The Guardian: Brexit’s legacy for England will be politics as sectarian as Northern Ireland’s

To understand that this possible Ulsterisation of British politics is a genuinely serious prospect, step back a bit and consider the way that electoral behaviour has been evolving in Britain. Ever since 1964, political scientists, mainly based at Nuffield College, Oxford, have worked on the British Election Study (BES). For more than half a century they have tracked the decline of the old industrial-based two-party system in which general elections were fought between the Conservatives and Labour, who battled for the floating voters in the middle ground across the land.
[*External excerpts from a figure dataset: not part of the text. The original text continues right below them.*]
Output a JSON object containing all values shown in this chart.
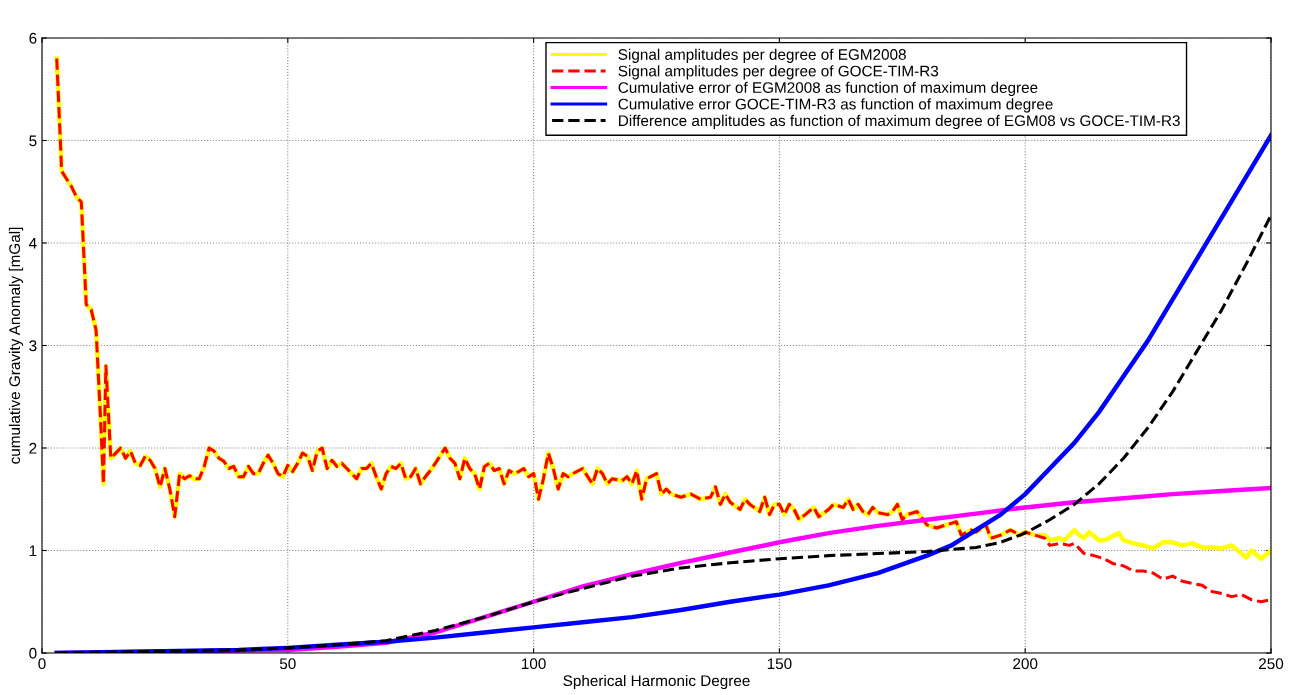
{
  "chart_data": {
    "type": "line",
    "xlabel": "Spherical Harmonic Degree",
    "ylabel": "cumulative Gravity Anomaly [mGal]",
    "xlim": [
      0,
      250
    ],
    "xticks": [
      0,
      50,
      100,
      150,
      200,
      250
    ],
    "ylim": [
      0,
      6
    ],
    "yticks": [
      0,
      1,
      2,
      3,
      4,
      5,
      6
    ],
    "grid": true,
    "legend": "top right",
    "marker": "none",
    "series": [
      {
        "name": "Signal amplitudes per degree of EGM2008",
        "color": "#ffff00",
        "line_style": "solid",
        "x": [
          3,
          4,
          6,
          7,
          8,
          9,
          10,
          11,
          12,
          12.5,
          13,
          14,
          15,
          16,
          17,
          18,
          19,
          20,
          21,
          22,
          23,
          24,
          25,
          26,
          27,
          28,
          29,
          30,
          31,
          32,
          33,
          34,
          35,
          36,
          37,
          38,
          39,
          40,
          41,
          42,
          43,
          44,
          45,
          46,
          47,
          48,
          49,
          50,
          51,
          52,
          53,
          54,
          55,
          56,
          57,
          58,
          59,
          60,
          61,
          62,
          63,
          64,
          65,
          66,
          67,
          68,
          69,
          70,
          71,
          72,
          73,
          74,
          75,
          76,
          77,
          78,
          79,
          80,
          82,
          83,
          84,
          85,
          86,
          87,
          88,
          89,
          90,
          91,
          92,
          93,
          94,
          95,
          96,
          97,
          98,
          99,
          100,
          101,
          102,
          103,
          104,
          105,
          106,
          107,
          108,
          110,
          111,
          112,
          113,
          114,
          115,
          116,
          118,
          119,
          120,
          121,
          122,
          123,
          125,
          126,
          127,
          128,
          130,
          132,
          134,
          136,
          137,
          138,
          139,
          140,
          142,
          143,
          144,
          146,
          147,
          148,
          149,
          150,
          151,
          152,
          153,
          154,
          156,
          157,
          158,
          160,
          161,
          163,
          164,
          165,
          166,
          167,
          168,
          169,
          170,
          172,
          173,
          174,
          175,
          176,
          178,
          180,
          182,
          184,
          186,
          187,
          189,
          190,
          192,
          193,
          195,
          197,
          199,
          200,
          202,
          204,
          205,
          207,
          208,
          210,
          211,
          212,
          213,
          215,
          216,
          217,
          219,
          220,
          222,
          224,
          226,
          228,
          230,
          232,
          234,
          236,
          238,
          240,
          242,
          244,
          245,
          246,
          248,
          250
        ],
        "values": [
          5.8,
          4.7,
          4.55,
          4.45,
          4.4,
          3.4,
          3.35,
          3.15,
          2.2,
          1.65,
          2.8,
          1.9,
          1.95,
          2.0,
          1.9,
          1.97,
          1.85,
          1.83,
          1.92,
          1.88,
          1.8,
          1.62,
          1.8,
          1.6,
          1.33,
          1.75,
          1.7,
          1.73,
          1.7,
          1.7,
          1.82,
          2.0,
          1.97,
          1.9,
          1.87,
          1.8,
          1.82,
          1.72,
          1.72,
          1.82,
          1.75,
          1.75,
          1.85,
          1.93,
          1.85,
          1.75,
          1.72,
          1.83,
          1.77,
          1.85,
          1.95,
          1.92,
          1.78,
          1.97,
          2.0,
          1.8,
          1.88,
          1.82,
          1.85,
          1.8,
          1.75,
          1.7,
          1.8,
          1.8,
          1.85,
          1.72,
          1.6,
          1.75,
          1.82,
          1.8,
          1.85,
          1.7,
          1.72,
          1.8,
          1.65,
          1.72,
          1.78,
          1.85,
          2.0,
          1.9,
          1.85,
          1.7,
          1.9,
          1.8,
          1.75,
          1.6,
          1.82,
          1.85,
          1.78,
          1.8,
          1.65,
          1.78,
          1.75,
          1.77,
          1.8,
          1.72,
          1.75,
          1.5,
          1.7,
          1.95,
          1.8,
          1.6,
          1.75,
          1.72,
          1.75,
          1.8,
          1.72,
          1.65,
          1.8,
          1.75,
          1.65,
          1.7,
          1.68,
          1.72,
          1.65,
          1.78,
          1.5,
          1.7,
          1.75,
          1.55,
          1.6,
          1.55,
          1.52,
          1.55,
          1.5,
          1.52,
          1.62,
          1.45,
          1.55,
          1.47,
          1.4,
          1.5,
          1.45,
          1.38,
          1.52,
          1.35,
          1.45,
          1.45,
          1.35,
          1.45,
          1.4,
          1.3,
          1.38,
          1.42,
          1.33,
          1.4,
          1.45,
          1.42,
          1.5,
          1.4,
          1.45,
          1.38,
          1.35,
          1.42,
          1.37,
          1.35,
          1.38,
          1.45,
          1.3,
          1.35,
          1.38,
          1.25,
          1.22,
          1.25,
          1.28,
          1.15,
          1.2,
          1.18,
          1.25,
          1.12,
          1.15,
          1.2,
          1.15,
          1.18,
          1.15,
          1.15,
          1.1,
          1.12,
          1.1,
          1.2,
          1.15,
          1.12,
          1.18,
          1.1,
          1.1,
          1.12,
          1.17,
          1.1,
          1.07,
          1.05,
          1.02,
          1.08,
          1.08,
          1.05,
          1.07,
          1.03,
          1.03,
          1.02,
          1.05,
          0.97,
          0.93,
          1.0,
          0.92,
          1.0
        ]
      },
      {
        "name": "Signal amplitudes per degree of GOCE-TIM-R3",
        "color": "#ff0000",
        "line_style": "dashed",
        "x": [
          3,
          4,
          6,
          7,
          8,
          9,
          10,
          11,
          12,
          12.5,
          13,
          14,
          15,
          16,
          17,
          18,
          19,
          20,
          21,
          22,
          23,
          24,
          25,
          26,
          27,
          28,
          29,
          30,
          31,
          32,
          33,
          34,
          35,
          36,
          37,
          38,
          39,
          40,
          41,
          42,
          43,
          44,
          45,
          46,
          47,
          48,
          49,
          50,
          51,
          52,
          53,
          54,
          55,
          56,
          57,
          58,
          59,
          60,
          61,
          62,
          63,
          64,
          65,
          66,
          67,
          68,
          69,
          70,
          71,
          72,
          73,
          74,
          75,
          76,
          77,
          78,
          79,
          80,
          82,
          83,
          84,
          85,
          86,
          87,
          88,
          89,
          90,
          91,
          92,
          93,
          94,
          95,
          96,
          97,
          98,
          99,
          100,
          101,
          102,
          103,
          104,
          105,
          106,
          107,
          108,
          110,
          111,
          112,
          113,
          114,
          115,
          116,
          118,
          119,
          120,
          121,
          122,
          123,
          125,
          126,
          127,
          128,
          130,
          132,
          134,
          136,
          137,
          138,
          139,
          140,
          142,
          143,
          144,
          146,
          147,
          148,
          149,
          150,
          151,
          152,
          153,
          154,
          156,
          157,
          158,
          160,
          161,
          163,
          164,
          165,
          166,
          167,
          168,
          169,
          170,
          172,
          173,
          174,
          175,
          176,
          178,
          180,
          182,
          184,
          186,
          187,
          189,
          190,
          192,
          193,
          195,
          197,
          199,
          200,
          202,
          204,
          205,
          207,
          209,
          210,
          212,
          214,
          216,
          218,
          220,
          222,
          224,
          226,
          228,
          230,
          232,
          234,
          236,
          238,
          240,
          242,
          244,
          246,
          248,
          250
        ],
        "values": [
          5.8,
          4.7,
          4.55,
          4.45,
          4.4,
          3.4,
          3.35,
          3.15,
          2.2,
          1.65,
          2.8,
          1.9,
          1.95,
          2.0,
          1.9,
          1.97,
          1.85,
          1.83,
          1.92,
          1.88,
          1.8,
          1.62,
          1.8,
          1.6,
          1.33,
          1.75,
          1.7,
          1.73,
          1.7,
          1.7,
          1.82,
          2.0,
          1.97,
          1.9,
          1.87,
          1.8,
          1.82,
          1.72,
          1.72,
          1.82,
          1.75,
          1.75,
          1.85,
          1.93,
          1.85,
          1.75,
          1.72,
          1.83,
          1.77,
          1.85,
          1.95,
          1.92,
          1.78,
          1.97,
          2.0,
          1.8,
          1.88,
          1.82,
          1.85,
          1.8,
          1.75,
          1.7,
          1.8,
          1.8,
          1.85,
          1.72,
          1.6,
          1.75,
          1.82,
          1.8,
          1.85,
          1.7,
          1.72,
          1.8,
          1.65,
          1.72,
          1.78,
          1.85,
          2.0,
          1.9,
          1.85,
          1.7,
          1.9,
          1.8,
          1.75,
          1.6,
          1.82,
          1.85,
          1.78,
          1.8,
          1.65,
          1.78,
          1.75,
          1.77,
          1.8,
          1.72,
          1.75,
          1.5,
          1.7,
          1.95,
          1.8,
          1.6,
          1.75,
          1.72,
          1.75,
          1.8,
          1.72,
          1.65,
          1.8,
          1.75,
          1.65,
          1.7,
          1.68,
          1.72,
          1.65,
          1.78,
          1.5,
          1.7,
          1.75,
          1.55,
          1.6,
          1.55,
          1.52,
          1.55,
          1.5,
          1.52,
          1.62,
          1.45,
          1.55,
          1.47,
          1.4,
          1.5,
          1.45,
          1.38,
          1.52,
          1.35,
          1.45,
          1.45,
          1.35,
          1.45,
          1.4,
          1.3,
          1.38,
          1.42,
          1.33,
          1.4,
          1.45,
          1.42,
          1.5,
          1.4,
          1.45,
          1.38,
          1.35,
          1.42,
          1.37,
          1.35,
          1.38,
          1.45,
          1.3,
          1.35,
          1.38,
          1.25,
          1.22,
          1.25,
          1.28,
          1.15,
          1.2,
          1.18,
          1.25,
          1.12,
          1.15,
          1.2,
          1.15,
          1.18,
          1.15,
          1.12,
          1.05,
          1.07,
          1.05,
          1.07,
          0.97,
          0.95,
          0.92,
          0.87,
          0.85,
          0.8,
          0.8,
          0.78,
          0.72,
          0.75,
          0.7,
          0.68,
          0.66,
          0.6,
          0.58,
          0.55,
          0.57,
          0.52,
          0.5,
          0.52
        ]
      },
      {
        "name": "Cumulative error of EGM2008 as function of maximum degree",
        "color": "#ff00ff",
        "line_style": "solid",
        "x": [
          3,
          50,
          60,
          70,
          80,
          90,
          100,
          110,
          120,
          130,
          140,
          150,
          160,
          170,
          180,
          190,
          200,
          210,
          220,
          230,
          240,
          250
        ],
        "values": [
          0,
          0.03,
          0.06,
          0.1,
          0.2,
          0.35,
          0.5,
          0.65,
          0.77,
          0.88,
          0.98,
          1.08,
          1.17,
          1.24,
          1.3,
          1.36,
          1.42,
          1.47,
          1.51,
          1.55,
          1.58,
          1.61
        ]
      },
      {
        "name": "Cumulative error GOCE-TIM-R3 as function of maximum degree",
        "color": "#0000ff",
        "line_style": "solid",
        "x": [
          3,
          40,
          50,
          60,
          70,
          80,
          90,
          100,
          110,
          120,
          130,
          140,
          150,
          160,
          170,
          180,
          185,
          190,
          195,
          200,
          205,
          210,
          215,
          220,
          225,
          230,
          235,
          240,
          245,
          250
        ],
        "values": [
          0,
          0.03,
          0.05,
          0.08,
          0.11,
          0.15,
          0.2,
          0.25,
          0.3,
          0.35,
          0.42,
          0.5,
          0.57,
          0.66,
          0.78,
          0.95,
          1.05,
          1.2,
          1.35,
          1.55,
          1.8,
          2.05,
          2.35,
          2.7,
          3.05,
          3.45,
          3.85,
          4.25,
          4.65,
          5.05
        ]
      },
      {
        "name": "Difference amplitudes as function of maximum degree of EGM08 vs GOCE-TIM-R3",
        "color": "#000000",
        "line_style": "dashed",
        "x": [
          3,
          40,
          50,
          60,
          70,
          80,
          90,
          100,
          110,
          120,
          130,
          140,
          150,
          160,
          170,
          180,
          190,
          195,
          200,
          205,
          210,
          215,
          220,
          225,
          230,
          235,
          240,
          245,
          250
        ],
        "values": [
          0,
          0.03,
          0.05,
          0.08,
          0.12,
          0.22,
          0.35,
          0.5,
          0.63,
          0.75,
          0.83,
          0.88,
          0.92,
          0.95,
          0.97,
          0.99,
          1.03,
          1.08,
          1.17,
          1.3,
          1.45,
          1.65,
          1.9,
          2.2,
          2.55,
          2.95,
          3.35,
          3.8,
          4.27
        ]
      }
    ]
  }
}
Today’s electoral politics are fundamentally different. A long-term trend of dealignment from the two big parties means that voters are no longer loyal battalions of partisans. Millions of individual voters are now happy to switch between an increasing array of parties. In 2015, 43% of them voted for a different party from the one they had supported in 2010. In 2017, 33% switched from their 2015 vote. In 2019, a similar kaleidoscopic change seems certain. Tellingly, a BES study of these two recent elections, due for publication in December, will be titled Electoral Shocks: the Volatile Voter in a Turbulent World. [...]

Northern Ireland’s divides are rooted in centuries of religious divide. The Brexit divide in Britain is far more recent. But it is rooted in identities and anger, too. If Brexit does become the defining issue in mid-21st-century British politics, the hope of a country coming back together could be as fragile as the dream of Irish peace now is, and just as fraught.